I'm not sure that that would fix the problem.  The problem is that
setting the ring details via /dev/xen/xenbus_backend blocks, which
prevents us launching the xenstored stubdomain, which prevents the
earlier xenbus write being completed.

So long as /dev/xen/xenbus_backend doesn't block, there's no problem
with other /dev/xen/xenbus activity being pending briefly.


Looking at the current logic, I'm not completely convinced.  Even
finding a filled-in evtchn/gfn doesn't mean that xenstored is actually
ready.

There are 3 possible cases.

1) PV guest, and details in start_info
2) HVM guest, and details in HVM_PARAMs
3) No details (expected for dom0).  Something in userspace must provide
details at a later point.

So the setup phases go from nothing, to having ring details, to finding
the ring working.

I think it would be prudent to try reading a key between having details
and declaring the xenstored_ready.  Any activity, even XS_ERROR,
indicates that the other end of the ring is listening.

>
>> 2) If xenstore-watch is running when xenstored dies, it spins at 100%
>> cpu usage making no system calls at all.  This is caused by bad error
>> handling from xs_watch(), and attempting to debug found:
>
> Can you expand on "bad error handling from xs_watch()", please?

do_watch() has

    for ( ... ) { // defaults to an infinite loop
        vec = xs_read_watch();
        if (vec == NULL)
            continue;
        ...
    }


My next plan was to experiment with break instead of continue, which
I'll get to at some point.

>
>>
>> 3) (this issue).  If anyone starts xenstore-watch with no xenstored
>> running at all, it blocks in D in the kernel.
>
> Should be handled with solution for 1).
>
>>
>> The cause is the special handling for watch/unwatch commands which,
>> instead of just queuing up the data for xenstore, explicitly waits for
>> an OK for registering the watch.  This causes a write() system call to
>> block waiting for a non-existent entity to reply.
>>
>> So while this patch does resolve the major usability issue I found (I
>> can't even SIGINT and get my terminal back), I think there are issues.
>>
>> The reason why XS_WATCH/XS_UNWATCH are special cased is because they do
>> require special handling.  The main kernel thread for processing
>> incoming data from xenstored does need to know how to associate each
>> async XS_WATCH_EVENT to the caller who watched the path.
>>
>> Therefore, depending on when this cancellation hits, we might be in any
>> of the following states:
>>
>> 1) the watch is queued in the kernel, but not even sent to xenstored yet
>> 2) the watch is queued in the xenstored ring, but not acted upon
>> 3) the watch is queued in the xenstored ring, and the xenstored has seen
>> it but not replied yet
>> 4) the watch has been processed, but the XS_WATCH reply hasn't been
>> received yet
>> 5) the watch has been processed, and the XS_WATCH reply received
>>
>> State 5 (and a little bit) is the normal success path when xenstored has
>> acted upon the request, and the internal kernel infrastructure is set up
>> appropriately to handle XS_WATCH_EVENTs.
>>
>> States 1 and 2 can be very common if there is no xenstored (or at least,
>> it hasn't started up yet).  In reality, there is either no xenstored, or
>> it is up and running (and for a period of time during system startup,
>> these cases occur in sequence).
>
> Yes. this is the reason we can't just reject a user request if xenstored
> hasn't been detected yet: it could be just starting.

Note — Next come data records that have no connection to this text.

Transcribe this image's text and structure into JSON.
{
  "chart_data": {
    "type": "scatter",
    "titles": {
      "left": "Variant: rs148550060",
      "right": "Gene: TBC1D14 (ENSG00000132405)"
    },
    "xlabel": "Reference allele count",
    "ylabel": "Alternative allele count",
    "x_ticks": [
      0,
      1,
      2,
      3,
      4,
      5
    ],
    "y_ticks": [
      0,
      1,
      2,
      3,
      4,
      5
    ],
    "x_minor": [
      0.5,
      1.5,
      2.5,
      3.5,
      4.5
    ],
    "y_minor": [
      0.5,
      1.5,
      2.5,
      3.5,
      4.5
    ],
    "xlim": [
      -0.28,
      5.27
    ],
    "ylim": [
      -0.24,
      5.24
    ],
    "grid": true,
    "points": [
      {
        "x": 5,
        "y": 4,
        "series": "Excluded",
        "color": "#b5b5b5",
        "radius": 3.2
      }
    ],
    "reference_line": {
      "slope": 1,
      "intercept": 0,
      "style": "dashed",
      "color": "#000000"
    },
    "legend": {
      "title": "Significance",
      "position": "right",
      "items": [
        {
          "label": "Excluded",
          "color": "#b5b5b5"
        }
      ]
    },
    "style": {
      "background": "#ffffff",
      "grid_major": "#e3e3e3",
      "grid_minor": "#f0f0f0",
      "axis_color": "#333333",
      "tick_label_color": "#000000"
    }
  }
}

Right, and I'm not suggesting that we'd want to reject accesses while
xenstored is starting up.

>
>>
>> As soon as the XS_WATCH event has been written into the xenstored ring,
>> it is not safe to cancel.  You've committed to xenstored processing the
>> request (if it is up).
>
> I'm not sure this is true. Cancelling it might result in a stale watch
> in xenstored, but there shouldn't be a problem related to that. In case
> that watch fires the event will normally be discarded by the kernel as
> no matching watch is found in the kernel's data. In case a new watch
> has been setup with the same struct xenbus_watch address (which is used
> as the token), then this new watch might fire without the node of the
> new watch having changed, but spurious watch events are defined to be
> okay (OTOH the path in the event might look strange to the handler).

Watches are a quota'd resource in (at least some) xenstored
configurations.  Losing track of the registration is a resource leak,
even if the kernel can filter and discard the unexpected watch events.

>> If xenstored is actually up and running, its fine and necessary to
>> block.  The request will be processed in due course (timing subject to
>> the client and server load).  If xenstored isn't up, blocking isn't ok.
>>
>> Therefore, I think we need to distinguish "not yet on the ring" from "on
>> the ring", as our distinction as to whether cancelling is safe, and
>> ensure we don't queue anything on the ring before we're sure xenstored
>> has started up.
>>
>> Does this make sense?
>
> Basically, yes.

Great.  If I get any time, I'll try to look into some fixes along the
above lines.

~Andrew